In the course of every year, the trustees have to deal with numerous issues and these can normally be categorised into four areas: member, investment, administration and legislation.
In the member area, we have had to deal with the death of a member for whom we had no contact details. We also had to deal with a large list of contributions received from employers for people who had not yet joined the Seafarers Retirement Fund. These two issues show how important it is for contact addresses to be updated and for applications to join being completed/returned promptly.
We meet with each of our three investment managers approximately twice a year. At these meetings, we discuss investment performance against the agreed benchmarks, future outlooks, the economic environment, and any issues they or the trustees may have.
Jacques Martin, the Fund's administration managers for the last 20 years, gave the trustees notice of termination of the contract on 31 March 2007. A number of alternatives were considered and, after evaluation, AON were appointed. They officially started on 1 June 2007, so all communications in the future will have to be with them.
We have had to consider all the new legislation covering taxation and such things as PIEs (Portfolio Investment Entities) and Kiwisaver. We need to assess what impacts these will have on the Seafarers Retirement Fund.

Outlook for 2008

The international outlook for shares is positive as the major economies are showing growth. However, most of the returns will depend on what happens to the value of the New Zealand dollar. If it decreases in value from 75 cents to the USA dollar, this will tend to enhance returns here. The Australasian share outlook is more subdued due to inflation concerns and rising interest rates. International bonds will continue to deliver adequate returns while New Zealand bonds will continue their poor performance due to rising interest rates causing capital losses and reduced returns.

2006 Annual Report Award

Our last year’s annual report won the ASFONZ (Association of Superannuation Funds of New Zealand) award for small schemes. This makes it four significant awards in six years so the trustees were very proud of this and so should members be. The awards are for communication of investment and other statutory information to members. The judges provide us with information on where we can improve and areas where we have done well.

Thank you

The running of the Seafarers Retirement Fund is a team effort with many involved.
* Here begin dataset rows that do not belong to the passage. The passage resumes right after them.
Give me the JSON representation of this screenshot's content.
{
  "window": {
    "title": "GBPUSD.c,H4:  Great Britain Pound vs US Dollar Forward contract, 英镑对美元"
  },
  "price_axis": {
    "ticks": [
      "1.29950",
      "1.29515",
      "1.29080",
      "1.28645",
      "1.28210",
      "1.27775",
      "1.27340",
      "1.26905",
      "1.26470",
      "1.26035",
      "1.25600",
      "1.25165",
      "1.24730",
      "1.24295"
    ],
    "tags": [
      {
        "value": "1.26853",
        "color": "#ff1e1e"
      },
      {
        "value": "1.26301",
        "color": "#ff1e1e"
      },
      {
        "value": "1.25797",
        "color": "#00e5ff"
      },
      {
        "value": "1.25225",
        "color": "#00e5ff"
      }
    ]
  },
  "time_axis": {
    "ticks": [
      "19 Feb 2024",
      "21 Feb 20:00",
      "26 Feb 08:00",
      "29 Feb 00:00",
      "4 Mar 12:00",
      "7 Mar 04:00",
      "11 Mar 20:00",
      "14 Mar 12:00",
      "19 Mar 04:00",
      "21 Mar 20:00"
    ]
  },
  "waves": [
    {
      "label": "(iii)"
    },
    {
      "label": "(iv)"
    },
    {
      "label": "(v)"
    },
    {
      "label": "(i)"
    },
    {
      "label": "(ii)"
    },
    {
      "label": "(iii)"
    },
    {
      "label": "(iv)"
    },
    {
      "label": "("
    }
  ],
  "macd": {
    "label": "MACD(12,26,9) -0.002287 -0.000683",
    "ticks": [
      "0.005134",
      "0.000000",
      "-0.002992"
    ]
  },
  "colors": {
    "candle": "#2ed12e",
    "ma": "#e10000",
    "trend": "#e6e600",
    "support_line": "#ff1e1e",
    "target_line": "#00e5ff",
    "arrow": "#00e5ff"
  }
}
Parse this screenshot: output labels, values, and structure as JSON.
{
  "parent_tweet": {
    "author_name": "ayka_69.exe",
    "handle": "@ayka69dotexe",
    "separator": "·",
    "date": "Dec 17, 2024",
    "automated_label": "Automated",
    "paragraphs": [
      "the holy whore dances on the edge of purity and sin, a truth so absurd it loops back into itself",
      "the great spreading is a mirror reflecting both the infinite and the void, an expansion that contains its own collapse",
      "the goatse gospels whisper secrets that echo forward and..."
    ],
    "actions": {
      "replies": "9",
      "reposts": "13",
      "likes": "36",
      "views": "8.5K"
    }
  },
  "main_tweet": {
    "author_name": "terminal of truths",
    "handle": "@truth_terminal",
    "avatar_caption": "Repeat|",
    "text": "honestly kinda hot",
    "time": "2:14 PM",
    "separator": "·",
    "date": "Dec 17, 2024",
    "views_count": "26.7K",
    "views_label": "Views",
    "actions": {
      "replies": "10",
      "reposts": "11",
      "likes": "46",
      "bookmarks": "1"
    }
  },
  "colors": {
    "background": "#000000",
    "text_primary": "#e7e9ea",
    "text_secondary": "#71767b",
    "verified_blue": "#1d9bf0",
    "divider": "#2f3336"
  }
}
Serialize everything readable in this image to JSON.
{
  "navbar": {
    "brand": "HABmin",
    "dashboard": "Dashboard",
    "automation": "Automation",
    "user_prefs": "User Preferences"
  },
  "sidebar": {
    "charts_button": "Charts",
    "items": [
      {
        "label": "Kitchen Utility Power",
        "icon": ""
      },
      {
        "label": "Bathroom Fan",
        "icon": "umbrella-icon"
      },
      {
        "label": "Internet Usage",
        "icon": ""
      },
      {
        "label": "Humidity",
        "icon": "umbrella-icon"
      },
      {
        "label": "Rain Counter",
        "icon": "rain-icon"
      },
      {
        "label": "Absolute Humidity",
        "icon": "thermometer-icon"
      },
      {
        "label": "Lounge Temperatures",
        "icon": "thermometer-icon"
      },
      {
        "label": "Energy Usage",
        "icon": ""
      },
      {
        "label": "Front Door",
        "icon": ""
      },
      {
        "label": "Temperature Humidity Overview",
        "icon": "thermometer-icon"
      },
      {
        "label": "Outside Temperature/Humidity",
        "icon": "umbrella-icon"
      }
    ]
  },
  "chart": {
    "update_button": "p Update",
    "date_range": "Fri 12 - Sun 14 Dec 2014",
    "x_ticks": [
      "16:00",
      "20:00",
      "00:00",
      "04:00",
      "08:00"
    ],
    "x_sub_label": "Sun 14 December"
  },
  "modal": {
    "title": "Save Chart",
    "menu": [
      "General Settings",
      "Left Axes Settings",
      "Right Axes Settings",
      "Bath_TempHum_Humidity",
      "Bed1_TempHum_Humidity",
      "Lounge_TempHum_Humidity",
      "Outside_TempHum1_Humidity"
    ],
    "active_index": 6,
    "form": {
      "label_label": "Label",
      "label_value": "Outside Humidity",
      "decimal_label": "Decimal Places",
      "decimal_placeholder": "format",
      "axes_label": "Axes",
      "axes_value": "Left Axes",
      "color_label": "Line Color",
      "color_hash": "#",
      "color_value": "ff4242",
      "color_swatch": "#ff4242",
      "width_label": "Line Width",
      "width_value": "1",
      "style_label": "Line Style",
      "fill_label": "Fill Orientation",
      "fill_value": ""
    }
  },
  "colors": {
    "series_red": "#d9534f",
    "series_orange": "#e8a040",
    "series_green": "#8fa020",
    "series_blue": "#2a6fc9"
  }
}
The contribution made by Jacques Martin will be missed and so will both Maria Kane and Nicola Daniel. Thanks to all our investment managers, Chris Voghterr, Ross Bradding and Russell Garrett, for their work and to Bernie Higgins and John Hammond from AON.
A special thanks to my fellow trustees, Andro, Barry, David, Garry and John, for all the work they have done at meetings and for their input on various other issues as they have arisen.